Descartes’ humanist doubt flies in the face of the premise of cybernetics, which sees an ultimate indistinction between animal, machine, and human on account of information as a substance that suffuses all of them. Language is put on a pedestal as an ability uniquely inaccessible to machines on account of how reason operates through it. Though animals such as “magpies and parrots can utter words like ourselves”, they “are yet unable to speak as we do, that is, so as to show that they understand what they say” [3, p.47].

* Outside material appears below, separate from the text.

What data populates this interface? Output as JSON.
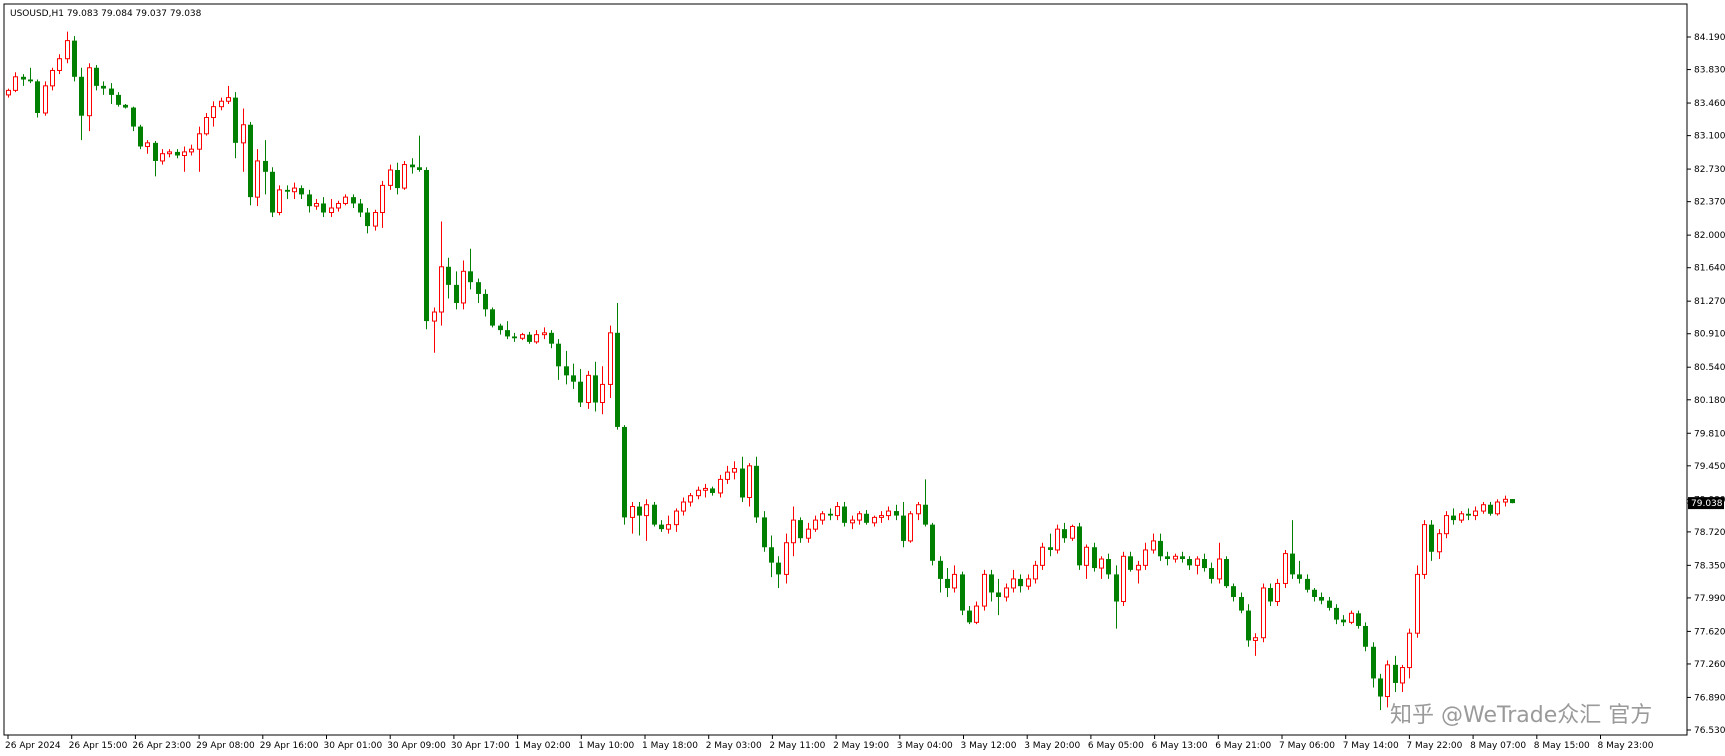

Uttering words is not enough for Descartes; one must also be able to show that one understands what one says. (As Freud revealed through his discovery on the unconscious in the 20th century, however, the evidence of our own self-understanding is marred by its repression of the excesses of meaning produced by language.) For this reason, machines cannot meaningfully reproduce language, according to Descartes’ logic.
The Turing test was stood up under the aegis of this Cartesian assumption. For a half-century after the paper in which it was announced was published, language’s representative claim to intelligence was supported by the fact that no computer program could both produce convincing language and show understanding of its production.
At least, this is the whiggish history of the Turing test’s obduracy in the dark ages before the invention of the transformer. An important and revealing blip in this brash historical summary is ELIZA.